By Gabriella Khorasanee, JD on June 26, 2014 | Last updated on March 21, 2019

The Seventh Circuit recently heard a case involving the works of Arthur Conan Doyle, better known as the creator of our favorite British detectives Sherlock Holmes and Dr. Watson, reports The Washington Post. The question before the court was whether copyright protection, which had already expired, can be extended because the author later "altered the character in a subsequent work."

As Judge Posner explains, it's all "elementary."

Works in the Public Domain

The public was introduced to Sherlock Holmes and Dr. Watson in 1887, when Arthur Conan Doyle wrote his first story depicting the characters. From that time, Doyle wrote a total of 56 stories and 4 novels using the Sherlock Holmes and Dr. Watson characters. All of his works, except 10 of them written between 1923 and 1927, are in the public domain ("pre-1923 works").

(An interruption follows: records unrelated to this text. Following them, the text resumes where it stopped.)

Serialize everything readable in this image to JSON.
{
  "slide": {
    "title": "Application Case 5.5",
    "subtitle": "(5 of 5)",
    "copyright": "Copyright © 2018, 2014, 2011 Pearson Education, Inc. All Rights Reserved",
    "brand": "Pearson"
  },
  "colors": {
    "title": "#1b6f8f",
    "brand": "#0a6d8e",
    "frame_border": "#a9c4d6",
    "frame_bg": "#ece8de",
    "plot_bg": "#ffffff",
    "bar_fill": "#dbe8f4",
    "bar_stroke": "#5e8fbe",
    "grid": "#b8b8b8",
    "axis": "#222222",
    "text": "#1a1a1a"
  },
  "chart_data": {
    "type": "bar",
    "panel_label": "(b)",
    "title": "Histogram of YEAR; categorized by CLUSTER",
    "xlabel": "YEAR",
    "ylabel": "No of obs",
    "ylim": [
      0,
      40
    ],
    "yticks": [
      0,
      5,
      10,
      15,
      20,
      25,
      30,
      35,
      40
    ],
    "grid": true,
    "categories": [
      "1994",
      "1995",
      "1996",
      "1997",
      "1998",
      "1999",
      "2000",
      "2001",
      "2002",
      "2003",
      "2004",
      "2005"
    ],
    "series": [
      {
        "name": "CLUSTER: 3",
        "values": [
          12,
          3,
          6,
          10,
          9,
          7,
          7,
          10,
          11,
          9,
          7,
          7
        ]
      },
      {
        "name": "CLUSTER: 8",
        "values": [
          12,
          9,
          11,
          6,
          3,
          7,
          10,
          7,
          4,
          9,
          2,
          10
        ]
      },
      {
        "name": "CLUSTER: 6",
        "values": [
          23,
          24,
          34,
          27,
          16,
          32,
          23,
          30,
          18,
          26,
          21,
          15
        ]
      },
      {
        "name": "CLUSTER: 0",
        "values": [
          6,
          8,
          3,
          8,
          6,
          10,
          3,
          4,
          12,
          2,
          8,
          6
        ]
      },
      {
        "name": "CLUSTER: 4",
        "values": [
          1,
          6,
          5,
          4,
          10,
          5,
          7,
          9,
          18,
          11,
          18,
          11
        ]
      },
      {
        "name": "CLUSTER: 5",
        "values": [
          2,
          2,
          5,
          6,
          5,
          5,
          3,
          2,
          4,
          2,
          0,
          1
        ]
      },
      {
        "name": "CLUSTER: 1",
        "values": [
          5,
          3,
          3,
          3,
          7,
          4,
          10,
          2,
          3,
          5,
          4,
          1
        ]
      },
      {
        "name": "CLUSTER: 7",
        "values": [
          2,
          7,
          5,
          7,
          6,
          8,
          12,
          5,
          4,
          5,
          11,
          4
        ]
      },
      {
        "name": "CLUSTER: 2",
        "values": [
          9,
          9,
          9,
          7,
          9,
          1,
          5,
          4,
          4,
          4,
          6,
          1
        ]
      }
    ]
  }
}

The remaining 10 are still protected by copyright until 2018 to 2022, depending on the original date of publication, pursuant to the Copyright Term Extension Act.

Declaratory Relief Sought

Leslie Klinger, an editor who compiled a canon of all of Doyle's 60 works, was in the process of editing a sequel to the canon that highlighted the works other authors who used the Sherlock Holmes characters in their writings. The Doyle estate implicitly threatened litigation, and warned Klinger that they would prevent the book from being sold. In response, Klinger sued for a declaratory judgment that he could use material in the pre-1923 works because it was in the public domain. The district court found for Klinger, and the estate appealed.

Seventh Circuit Analysis

On appeal, the estate argued that there was no injury, but Judge Posner writing for the Seventh Circuit, disagreed. He found that the implicit threat of litigation and threat of blocking sale of the book established actual controversies. Next, the estate argued that because the characters were altered in subsequent works still protected by copyright, the copyright protections should extend back to the materials in the original copyright. Judge Posner disagreed, finding no "basis in statute or case law for extending a copyright beyond its expiration." Instead, he held that "only original elements added in the later stories remain protected."

We're interested to see if this ruling will open the floodgates of Sherlock Holmes-inspired stories. For now, we're very content with the BBC's iteration of Sherlock.